I'm building a table w/ a stone mosiac top, wrapped in a mitered 3'' wood boarder. I used thinset to secure the tiles to 1/4'' wonderboard, which sits on top of 3/4'' mdf to keep it from flexing. I'm also running boards under the mdf for extra protection, which will fasten to the skirt.

The stone/wonderboard/mdf combo weighs at least 70 lbs. I'm cutting a rabbit in the boarder and the skirt, so there is a C channel that the wonderboard/mdf will fit inside. The boarder will sit flush w/ the top of the tile. 

My question is that after cutting the rabbit in the skirt and boarder, there isn't enough "meat" left for me to run a screw up through the bottom of the skirt into the top. 

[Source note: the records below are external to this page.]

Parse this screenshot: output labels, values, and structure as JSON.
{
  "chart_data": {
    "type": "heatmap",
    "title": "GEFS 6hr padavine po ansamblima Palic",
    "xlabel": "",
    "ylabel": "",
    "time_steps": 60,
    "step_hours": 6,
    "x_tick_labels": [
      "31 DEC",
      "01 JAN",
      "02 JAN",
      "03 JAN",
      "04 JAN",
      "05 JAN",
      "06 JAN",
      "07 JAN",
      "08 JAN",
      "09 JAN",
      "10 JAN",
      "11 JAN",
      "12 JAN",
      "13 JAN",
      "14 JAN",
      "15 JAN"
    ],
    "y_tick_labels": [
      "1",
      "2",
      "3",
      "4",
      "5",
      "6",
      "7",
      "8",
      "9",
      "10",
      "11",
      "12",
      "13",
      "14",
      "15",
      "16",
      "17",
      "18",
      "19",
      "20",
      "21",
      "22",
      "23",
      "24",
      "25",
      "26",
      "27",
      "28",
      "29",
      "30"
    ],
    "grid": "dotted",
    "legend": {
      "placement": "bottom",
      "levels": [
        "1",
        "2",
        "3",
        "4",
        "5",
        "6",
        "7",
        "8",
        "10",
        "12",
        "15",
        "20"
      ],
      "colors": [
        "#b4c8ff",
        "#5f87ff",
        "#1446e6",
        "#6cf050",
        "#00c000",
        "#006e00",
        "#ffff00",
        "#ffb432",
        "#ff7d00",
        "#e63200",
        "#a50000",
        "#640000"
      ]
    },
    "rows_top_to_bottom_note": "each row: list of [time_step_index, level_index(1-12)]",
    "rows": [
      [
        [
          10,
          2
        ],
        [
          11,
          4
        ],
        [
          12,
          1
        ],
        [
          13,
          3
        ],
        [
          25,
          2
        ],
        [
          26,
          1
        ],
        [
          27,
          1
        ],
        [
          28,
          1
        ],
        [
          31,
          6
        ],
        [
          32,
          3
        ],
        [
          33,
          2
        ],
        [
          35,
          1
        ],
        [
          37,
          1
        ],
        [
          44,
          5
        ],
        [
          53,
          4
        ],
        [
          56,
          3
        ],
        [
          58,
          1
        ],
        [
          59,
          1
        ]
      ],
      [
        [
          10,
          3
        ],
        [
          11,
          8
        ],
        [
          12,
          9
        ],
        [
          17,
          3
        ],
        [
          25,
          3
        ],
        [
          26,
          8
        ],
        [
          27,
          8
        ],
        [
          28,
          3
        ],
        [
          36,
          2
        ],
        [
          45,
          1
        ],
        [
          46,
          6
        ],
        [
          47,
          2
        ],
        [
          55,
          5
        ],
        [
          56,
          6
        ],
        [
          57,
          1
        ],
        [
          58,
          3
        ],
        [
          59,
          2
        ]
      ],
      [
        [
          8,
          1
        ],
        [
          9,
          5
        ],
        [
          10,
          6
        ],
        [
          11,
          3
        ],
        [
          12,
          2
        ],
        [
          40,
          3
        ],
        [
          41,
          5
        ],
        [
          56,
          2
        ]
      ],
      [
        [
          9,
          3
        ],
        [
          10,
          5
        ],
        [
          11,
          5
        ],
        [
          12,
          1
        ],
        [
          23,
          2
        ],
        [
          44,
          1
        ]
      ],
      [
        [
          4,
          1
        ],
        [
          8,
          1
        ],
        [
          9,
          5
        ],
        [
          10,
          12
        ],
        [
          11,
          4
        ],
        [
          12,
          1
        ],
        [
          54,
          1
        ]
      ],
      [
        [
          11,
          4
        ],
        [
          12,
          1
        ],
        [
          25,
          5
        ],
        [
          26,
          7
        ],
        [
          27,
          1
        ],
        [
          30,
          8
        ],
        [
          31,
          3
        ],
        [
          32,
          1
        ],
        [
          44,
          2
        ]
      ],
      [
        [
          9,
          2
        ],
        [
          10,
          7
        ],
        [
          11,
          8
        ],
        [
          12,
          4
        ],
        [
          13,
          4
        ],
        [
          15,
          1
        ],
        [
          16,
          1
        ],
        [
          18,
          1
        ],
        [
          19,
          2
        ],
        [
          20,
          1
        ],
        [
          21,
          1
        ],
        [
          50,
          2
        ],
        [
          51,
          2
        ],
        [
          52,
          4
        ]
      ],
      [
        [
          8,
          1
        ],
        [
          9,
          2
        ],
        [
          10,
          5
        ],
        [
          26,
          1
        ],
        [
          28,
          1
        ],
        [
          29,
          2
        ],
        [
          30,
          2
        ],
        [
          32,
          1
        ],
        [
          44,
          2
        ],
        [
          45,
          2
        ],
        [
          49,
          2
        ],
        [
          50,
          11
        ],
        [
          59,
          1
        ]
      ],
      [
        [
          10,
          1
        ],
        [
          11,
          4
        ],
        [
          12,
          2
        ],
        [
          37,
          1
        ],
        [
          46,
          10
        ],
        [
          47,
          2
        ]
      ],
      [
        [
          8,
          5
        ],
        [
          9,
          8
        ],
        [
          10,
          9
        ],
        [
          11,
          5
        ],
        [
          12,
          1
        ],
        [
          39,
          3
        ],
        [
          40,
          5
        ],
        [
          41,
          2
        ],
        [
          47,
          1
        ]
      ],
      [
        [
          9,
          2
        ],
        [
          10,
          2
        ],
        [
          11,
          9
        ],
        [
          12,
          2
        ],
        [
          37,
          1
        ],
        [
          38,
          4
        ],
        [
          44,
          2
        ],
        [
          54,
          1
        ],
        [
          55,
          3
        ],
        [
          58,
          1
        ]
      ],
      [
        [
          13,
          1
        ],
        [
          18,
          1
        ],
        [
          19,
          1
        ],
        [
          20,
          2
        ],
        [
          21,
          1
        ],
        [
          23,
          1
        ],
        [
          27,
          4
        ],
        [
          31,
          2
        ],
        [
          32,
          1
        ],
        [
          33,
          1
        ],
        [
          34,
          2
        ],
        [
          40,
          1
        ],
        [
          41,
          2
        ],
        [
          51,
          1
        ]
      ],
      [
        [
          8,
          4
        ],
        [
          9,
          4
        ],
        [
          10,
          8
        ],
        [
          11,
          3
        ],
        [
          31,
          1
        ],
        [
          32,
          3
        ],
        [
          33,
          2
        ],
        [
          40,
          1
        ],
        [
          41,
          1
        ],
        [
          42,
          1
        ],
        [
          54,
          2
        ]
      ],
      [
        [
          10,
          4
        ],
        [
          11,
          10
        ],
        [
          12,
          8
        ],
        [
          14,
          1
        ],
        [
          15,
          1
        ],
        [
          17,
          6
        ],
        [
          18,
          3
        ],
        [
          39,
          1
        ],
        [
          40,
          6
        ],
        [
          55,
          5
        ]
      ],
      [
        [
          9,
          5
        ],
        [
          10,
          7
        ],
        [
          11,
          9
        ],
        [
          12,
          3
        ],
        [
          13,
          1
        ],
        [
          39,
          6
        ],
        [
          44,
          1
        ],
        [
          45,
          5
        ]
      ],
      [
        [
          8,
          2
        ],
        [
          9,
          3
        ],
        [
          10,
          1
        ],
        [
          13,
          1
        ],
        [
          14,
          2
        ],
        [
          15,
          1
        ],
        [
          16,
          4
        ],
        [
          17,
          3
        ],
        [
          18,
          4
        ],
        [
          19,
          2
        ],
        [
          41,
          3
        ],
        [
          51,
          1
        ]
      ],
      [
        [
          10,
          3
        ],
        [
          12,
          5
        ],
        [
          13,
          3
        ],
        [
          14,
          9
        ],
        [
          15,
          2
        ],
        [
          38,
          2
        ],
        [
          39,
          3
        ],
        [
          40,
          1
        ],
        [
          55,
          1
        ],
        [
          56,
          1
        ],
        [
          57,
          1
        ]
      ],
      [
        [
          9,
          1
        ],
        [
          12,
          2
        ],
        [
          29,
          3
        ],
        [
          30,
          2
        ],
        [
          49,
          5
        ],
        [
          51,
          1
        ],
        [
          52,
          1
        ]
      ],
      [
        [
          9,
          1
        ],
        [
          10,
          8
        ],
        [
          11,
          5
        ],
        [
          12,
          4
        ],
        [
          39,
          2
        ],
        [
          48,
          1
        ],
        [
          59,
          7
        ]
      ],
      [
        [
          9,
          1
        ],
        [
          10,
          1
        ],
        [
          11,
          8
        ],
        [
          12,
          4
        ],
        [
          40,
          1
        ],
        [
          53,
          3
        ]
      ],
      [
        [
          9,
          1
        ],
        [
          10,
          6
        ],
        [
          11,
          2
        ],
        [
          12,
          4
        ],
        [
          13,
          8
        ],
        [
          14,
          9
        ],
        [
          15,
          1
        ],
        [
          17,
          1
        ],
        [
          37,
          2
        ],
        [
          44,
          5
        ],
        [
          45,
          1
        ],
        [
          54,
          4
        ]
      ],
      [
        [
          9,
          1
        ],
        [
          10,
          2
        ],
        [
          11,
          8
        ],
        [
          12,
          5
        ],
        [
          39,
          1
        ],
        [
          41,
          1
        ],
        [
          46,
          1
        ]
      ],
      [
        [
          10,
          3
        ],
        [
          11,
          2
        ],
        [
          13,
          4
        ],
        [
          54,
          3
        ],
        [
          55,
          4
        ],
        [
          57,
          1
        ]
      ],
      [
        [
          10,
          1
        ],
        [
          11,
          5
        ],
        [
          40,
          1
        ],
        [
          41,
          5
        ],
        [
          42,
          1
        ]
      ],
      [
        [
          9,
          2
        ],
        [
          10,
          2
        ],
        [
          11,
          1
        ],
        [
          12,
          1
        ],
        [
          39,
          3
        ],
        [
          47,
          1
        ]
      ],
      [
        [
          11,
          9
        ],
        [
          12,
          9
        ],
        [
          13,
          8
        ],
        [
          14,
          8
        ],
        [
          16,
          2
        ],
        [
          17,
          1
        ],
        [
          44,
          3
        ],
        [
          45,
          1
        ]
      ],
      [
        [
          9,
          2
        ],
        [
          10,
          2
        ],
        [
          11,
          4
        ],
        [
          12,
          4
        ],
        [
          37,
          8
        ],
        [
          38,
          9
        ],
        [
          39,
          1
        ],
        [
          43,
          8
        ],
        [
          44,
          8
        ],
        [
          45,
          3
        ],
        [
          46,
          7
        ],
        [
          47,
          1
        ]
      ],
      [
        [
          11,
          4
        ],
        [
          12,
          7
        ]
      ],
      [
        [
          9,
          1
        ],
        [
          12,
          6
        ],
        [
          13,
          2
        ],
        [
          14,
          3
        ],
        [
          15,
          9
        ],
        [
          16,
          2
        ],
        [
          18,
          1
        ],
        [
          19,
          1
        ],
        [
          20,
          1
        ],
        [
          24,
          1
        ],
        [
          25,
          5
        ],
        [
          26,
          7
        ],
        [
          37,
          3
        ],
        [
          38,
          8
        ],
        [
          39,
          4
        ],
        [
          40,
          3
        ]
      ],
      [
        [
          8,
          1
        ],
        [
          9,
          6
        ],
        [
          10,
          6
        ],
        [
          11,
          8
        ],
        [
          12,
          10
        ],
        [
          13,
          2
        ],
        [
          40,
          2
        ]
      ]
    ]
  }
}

I need the top to be fairly secured incase anyone decides to lift it by the edge or knock into it. I'm pretty sure just gluing the boarder onto the skirt and legs wouldn't be strong enough. I hope i got the picture across, any ideas?


----------



## cabinetman (Jul 5, 2007)

Why can't you run screws at an angle through the bottom supports through the MDF, and into the skirt/apron.












 







.


----------



## Blumpkinson (Jul 11, 2011)

That's what my backup plan is, but i'm alittle iffy about running screws on such an angle. And doing it pretty much all blind. The skirt will be about 3/8 after the rabbit and the top will be 1/2 wide. Would that be enough for me to run screws straight up? I figured it wouldn't be worth the risk, but this is my 2nd ww project. So my experience is limited and this table is going to weigh a ton.


----------



## juliepooch (Mar 27, 2011)

Will pocket screws work?


----------